8.19.2009

Harry Potter

We touched on Harry Potter in our sermon discussion time at church Sunday, after I preached 1 Samuel 28 - the witch/medium/sorceress of Endor. Here's some of what I said...

Suspension of disbelief makes it possible to read Harry Potter without disobeying God’s Word, regarding magic. You enter a fictional world where magic isn’t forbidden by God, but is a secret, academic subject, to be used for good or evil. I don’t believe it is inherently wrong to enter that fictional world, as long as you keep the magic there, as long as your Biblical worldview of reality isn’t altered because of it. Séances and witchcraft are not cool, fun, much less right, just because Harry Potter did it. Going through 1 Sam 28 would be a good orienting point for your older children who read Potter. I’ve only read the first book, and I did see some moral lessons and Gospel parallels in it. There’s plenty better stuff to read, but it won’t be forbidden to my children when they reach the right age (able to keep the magic in the fantasy world).

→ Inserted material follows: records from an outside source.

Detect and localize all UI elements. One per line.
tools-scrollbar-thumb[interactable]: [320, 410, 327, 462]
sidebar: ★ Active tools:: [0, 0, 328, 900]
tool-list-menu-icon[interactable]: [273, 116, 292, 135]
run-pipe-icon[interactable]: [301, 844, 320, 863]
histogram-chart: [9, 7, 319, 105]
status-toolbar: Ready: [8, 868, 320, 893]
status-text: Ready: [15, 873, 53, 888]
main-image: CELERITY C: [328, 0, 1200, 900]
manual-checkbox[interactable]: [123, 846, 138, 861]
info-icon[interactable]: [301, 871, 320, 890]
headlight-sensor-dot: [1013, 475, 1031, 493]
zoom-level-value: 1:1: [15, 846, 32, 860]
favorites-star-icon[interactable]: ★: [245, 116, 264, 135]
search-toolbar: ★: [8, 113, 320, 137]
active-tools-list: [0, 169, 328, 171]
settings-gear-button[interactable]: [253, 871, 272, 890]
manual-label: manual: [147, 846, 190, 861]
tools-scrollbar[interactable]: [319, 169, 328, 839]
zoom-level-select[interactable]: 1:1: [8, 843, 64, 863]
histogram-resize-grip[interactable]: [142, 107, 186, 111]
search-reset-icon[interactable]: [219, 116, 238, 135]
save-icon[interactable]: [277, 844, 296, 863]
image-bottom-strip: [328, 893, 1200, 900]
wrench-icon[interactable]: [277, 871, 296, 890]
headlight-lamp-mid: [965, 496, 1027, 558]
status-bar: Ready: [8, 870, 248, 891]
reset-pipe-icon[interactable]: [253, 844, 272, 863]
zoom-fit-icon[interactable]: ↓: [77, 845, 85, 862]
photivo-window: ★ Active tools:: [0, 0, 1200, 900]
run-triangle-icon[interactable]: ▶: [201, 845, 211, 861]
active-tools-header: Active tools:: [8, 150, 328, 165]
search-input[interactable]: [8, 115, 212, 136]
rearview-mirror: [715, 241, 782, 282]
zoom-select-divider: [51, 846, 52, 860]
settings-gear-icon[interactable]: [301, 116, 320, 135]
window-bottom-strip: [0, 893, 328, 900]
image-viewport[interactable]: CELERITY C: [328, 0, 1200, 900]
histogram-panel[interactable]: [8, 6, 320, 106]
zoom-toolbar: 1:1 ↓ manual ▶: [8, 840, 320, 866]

Some say we have no business imagining a world that contradicts the Bible. In response, I would agree it would be bad to delight in a storyline where homosexuality is a celebrated norm. The catch is that magic isn’t the same kind of problem, because magic is the perfect literary device to allude to unseen spiritual powers, over which Christ has triumphed. Col 2:15 “Having disarmed principalities and powers, He made a public spectacle of them, triumphing over them in it.” Satan and his minions wage warfare against us with no physical exertion of force whatsoever. In 2 Kings 6, Elisha’s servant could not see the army of fiery chariots protecting them from the Syrians. One way to portray this reality and remove the materialistic, rationalistic blinders we moderns have on today, is stories like Narnia, Potter and Tolkien. Now, compared to Narnia, Potter’s world is further removed from (more opposed to) the biblical worldview. Tolkien is in the middle, and Narnia is closest to the biblical worldview. So it takes greater discernment and filtering to read Potter. But the purpose of a story isn’t to make the imagined world as like Biblical reality as possible. That’s missing the purpose of a fictional story. The purpose of fiction is to advance the values and desires of the hero of the book. And Narnia, Tolkien and Potter all have heroes striving to stop evil through self-sacrifice.

So, it takes a suspension of disbelief. I say if we can’t do this, we disparage the gift of fiction, and we are missing a great deal of rich, Biblical truth to be found in stories like Narnia and Tolkien’s middle earth.